Thika School for the Blind presented 17 items at the national festivals. “Our students are the greatest performers because it comes from their heart. They love extra-curricular activities and particularly music and special compositions because they express themselves better,” said school Principal Catherine Karanga.
For Karanga, the Competency-Based Curriculum could not have come at a better time to enable visually impaired students to also explore more co-curricular activities and nature their talent.
“Most of these students are very good in extra-curricular activities, they are gifted differently and their presentation of 17 items this year at the nationals is a proof that they can do even better,” she said. Thika School for the Blind were crowned winners in singing the national anthem, one of the theme songs of the 93rd Kenya music festivals. The learners also clinched ‘Tuishangilie Kenya’ crown, having brought out the rendition that met adjudicators’ expectations.

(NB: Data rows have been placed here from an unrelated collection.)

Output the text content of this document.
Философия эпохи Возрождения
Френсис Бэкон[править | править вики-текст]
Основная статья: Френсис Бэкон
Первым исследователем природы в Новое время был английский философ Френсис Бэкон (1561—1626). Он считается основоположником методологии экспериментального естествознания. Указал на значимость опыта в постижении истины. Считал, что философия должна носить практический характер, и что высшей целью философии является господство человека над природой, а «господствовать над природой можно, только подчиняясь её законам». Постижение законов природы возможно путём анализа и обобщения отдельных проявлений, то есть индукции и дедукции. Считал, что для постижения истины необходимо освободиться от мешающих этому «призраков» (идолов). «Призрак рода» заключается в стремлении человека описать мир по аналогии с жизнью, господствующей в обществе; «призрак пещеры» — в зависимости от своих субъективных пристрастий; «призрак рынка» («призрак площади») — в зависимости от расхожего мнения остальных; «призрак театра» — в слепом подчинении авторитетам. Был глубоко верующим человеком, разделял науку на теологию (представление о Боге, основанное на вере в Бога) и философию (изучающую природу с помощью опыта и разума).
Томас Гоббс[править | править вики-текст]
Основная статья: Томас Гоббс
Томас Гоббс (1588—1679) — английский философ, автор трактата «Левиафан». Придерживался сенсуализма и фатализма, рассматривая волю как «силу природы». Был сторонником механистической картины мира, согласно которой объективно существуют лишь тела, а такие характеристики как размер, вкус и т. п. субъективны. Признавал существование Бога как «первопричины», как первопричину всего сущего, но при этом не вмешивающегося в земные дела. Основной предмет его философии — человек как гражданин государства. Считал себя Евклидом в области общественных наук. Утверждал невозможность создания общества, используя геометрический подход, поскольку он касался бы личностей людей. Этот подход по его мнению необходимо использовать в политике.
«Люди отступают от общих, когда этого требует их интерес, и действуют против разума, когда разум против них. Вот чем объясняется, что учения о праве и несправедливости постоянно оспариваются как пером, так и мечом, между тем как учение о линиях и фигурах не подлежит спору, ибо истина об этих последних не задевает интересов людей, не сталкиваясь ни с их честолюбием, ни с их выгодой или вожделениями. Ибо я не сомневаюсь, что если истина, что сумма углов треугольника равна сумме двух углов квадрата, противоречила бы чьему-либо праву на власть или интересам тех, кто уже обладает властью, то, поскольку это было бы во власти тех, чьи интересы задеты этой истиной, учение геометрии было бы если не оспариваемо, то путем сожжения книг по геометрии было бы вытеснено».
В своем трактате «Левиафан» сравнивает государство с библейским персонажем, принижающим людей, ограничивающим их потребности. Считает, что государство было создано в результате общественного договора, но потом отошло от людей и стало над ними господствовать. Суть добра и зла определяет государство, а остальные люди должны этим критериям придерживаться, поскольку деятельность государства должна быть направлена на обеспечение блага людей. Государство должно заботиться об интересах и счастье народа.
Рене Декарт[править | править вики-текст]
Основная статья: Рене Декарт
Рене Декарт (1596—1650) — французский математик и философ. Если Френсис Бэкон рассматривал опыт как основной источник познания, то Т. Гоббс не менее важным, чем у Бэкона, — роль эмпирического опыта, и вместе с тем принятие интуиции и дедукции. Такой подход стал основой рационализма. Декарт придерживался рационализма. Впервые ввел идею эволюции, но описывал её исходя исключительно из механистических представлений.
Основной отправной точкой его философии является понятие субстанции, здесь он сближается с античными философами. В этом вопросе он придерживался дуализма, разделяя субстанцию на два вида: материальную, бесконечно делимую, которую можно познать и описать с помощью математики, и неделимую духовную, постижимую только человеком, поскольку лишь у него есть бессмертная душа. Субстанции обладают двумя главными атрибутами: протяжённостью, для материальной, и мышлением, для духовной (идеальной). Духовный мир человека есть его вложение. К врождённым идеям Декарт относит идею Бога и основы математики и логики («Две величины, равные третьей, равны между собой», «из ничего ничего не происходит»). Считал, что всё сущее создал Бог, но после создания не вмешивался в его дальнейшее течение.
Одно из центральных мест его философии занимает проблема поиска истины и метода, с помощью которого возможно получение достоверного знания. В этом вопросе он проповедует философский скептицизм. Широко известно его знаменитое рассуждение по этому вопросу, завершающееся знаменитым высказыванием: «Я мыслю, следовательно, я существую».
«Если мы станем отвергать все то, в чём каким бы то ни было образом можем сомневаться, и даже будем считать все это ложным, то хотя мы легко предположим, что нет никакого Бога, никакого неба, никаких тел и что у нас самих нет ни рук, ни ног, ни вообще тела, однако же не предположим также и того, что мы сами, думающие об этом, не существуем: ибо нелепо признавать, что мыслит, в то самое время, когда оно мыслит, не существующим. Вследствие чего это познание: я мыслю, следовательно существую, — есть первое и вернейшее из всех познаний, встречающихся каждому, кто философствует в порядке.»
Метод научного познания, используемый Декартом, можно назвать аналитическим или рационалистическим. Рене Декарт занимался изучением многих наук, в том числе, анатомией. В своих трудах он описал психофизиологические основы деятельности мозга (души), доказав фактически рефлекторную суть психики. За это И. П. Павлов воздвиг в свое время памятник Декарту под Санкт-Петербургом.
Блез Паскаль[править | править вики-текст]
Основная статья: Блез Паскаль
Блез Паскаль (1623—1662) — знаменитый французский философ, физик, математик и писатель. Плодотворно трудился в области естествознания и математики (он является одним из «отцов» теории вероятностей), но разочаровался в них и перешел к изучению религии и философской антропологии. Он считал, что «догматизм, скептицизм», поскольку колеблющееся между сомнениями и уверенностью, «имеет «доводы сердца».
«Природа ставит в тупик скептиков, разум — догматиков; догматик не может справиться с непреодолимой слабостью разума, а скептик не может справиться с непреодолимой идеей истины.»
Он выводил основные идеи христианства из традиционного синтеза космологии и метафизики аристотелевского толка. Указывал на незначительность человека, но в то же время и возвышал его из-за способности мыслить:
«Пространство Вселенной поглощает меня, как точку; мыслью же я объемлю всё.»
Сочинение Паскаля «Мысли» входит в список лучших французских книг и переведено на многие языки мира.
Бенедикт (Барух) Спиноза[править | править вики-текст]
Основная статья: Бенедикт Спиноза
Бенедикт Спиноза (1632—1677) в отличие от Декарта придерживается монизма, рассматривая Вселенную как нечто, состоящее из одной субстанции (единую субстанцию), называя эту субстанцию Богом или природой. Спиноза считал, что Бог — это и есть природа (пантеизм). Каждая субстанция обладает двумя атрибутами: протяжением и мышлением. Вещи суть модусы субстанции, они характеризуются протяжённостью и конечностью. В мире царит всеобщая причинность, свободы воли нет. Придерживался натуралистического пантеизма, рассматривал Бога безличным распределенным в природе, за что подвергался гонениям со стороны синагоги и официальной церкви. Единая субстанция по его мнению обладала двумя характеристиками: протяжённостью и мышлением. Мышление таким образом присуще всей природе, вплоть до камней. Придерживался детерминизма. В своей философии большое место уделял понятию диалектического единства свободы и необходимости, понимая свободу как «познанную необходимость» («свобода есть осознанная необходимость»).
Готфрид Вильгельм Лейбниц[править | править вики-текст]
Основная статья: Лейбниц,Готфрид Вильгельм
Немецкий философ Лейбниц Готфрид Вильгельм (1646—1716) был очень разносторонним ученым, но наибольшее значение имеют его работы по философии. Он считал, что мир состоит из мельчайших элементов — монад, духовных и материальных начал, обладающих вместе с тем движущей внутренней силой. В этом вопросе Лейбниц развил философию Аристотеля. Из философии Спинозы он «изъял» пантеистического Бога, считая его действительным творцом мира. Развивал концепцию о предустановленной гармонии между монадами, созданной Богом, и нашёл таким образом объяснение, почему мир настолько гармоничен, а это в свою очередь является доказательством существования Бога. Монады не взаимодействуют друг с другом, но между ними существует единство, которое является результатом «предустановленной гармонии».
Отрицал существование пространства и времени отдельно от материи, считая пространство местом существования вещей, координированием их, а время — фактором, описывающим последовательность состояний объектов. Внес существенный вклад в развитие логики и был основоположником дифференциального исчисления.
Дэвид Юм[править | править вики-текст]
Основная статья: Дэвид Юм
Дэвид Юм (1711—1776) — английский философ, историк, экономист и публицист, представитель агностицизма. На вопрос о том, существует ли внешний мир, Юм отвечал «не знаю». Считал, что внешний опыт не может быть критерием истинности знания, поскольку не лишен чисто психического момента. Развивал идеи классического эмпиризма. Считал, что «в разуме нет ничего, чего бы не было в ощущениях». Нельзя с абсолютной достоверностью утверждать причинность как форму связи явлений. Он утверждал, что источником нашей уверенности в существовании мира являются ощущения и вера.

The school was also crowned winners of dances for the visually impaired, topping the charts under folk songs category and producing the best pianist.
“It has been a fair competition. In some, we were trounced and in others we emerged the winners. The festivals have boosted our confidence and every year, we long for the competition,” said Maryanne Wambua, a student at Thika School for the Blind.
Wambua said exposure in the music festivals has made them discover their talent while also exploring other cultures and pursuing other activities they never used to. “Currently, I am studying Physics, a subject I never thought I could do. I can also sing just like my colleagues with whom we teamed up and sang Tushangilie Kenya which came out a great rendition. We are more creative and confident than ever before,” she said.
School bus promise
In an emotional gospel song that Salvation Army School performed, President Kenyatta rose to his feet to congratulate the students before having a chat with them on stage and promising them a school bus.
“It was a powerful performance, the president told us. He thanked us teachers for doing a good job and also thanked the students for their marvellous performance. He told us he would buy us a bus which will be delivered to the school on October 20 this year,” said Christine Chemutai, the school principal.
The winners of last year’s Kenya schools music festivals had an opportunity to visit India as part of an exchange programme and nurturing talent.
This year, the school had two presentations in the national festivals, Zilizopendwa gospel versions which they ranked second overall and an own composition. “We were ranked second but we were reconsidered for the gala and that is why we graced the stage,” Chemutai said.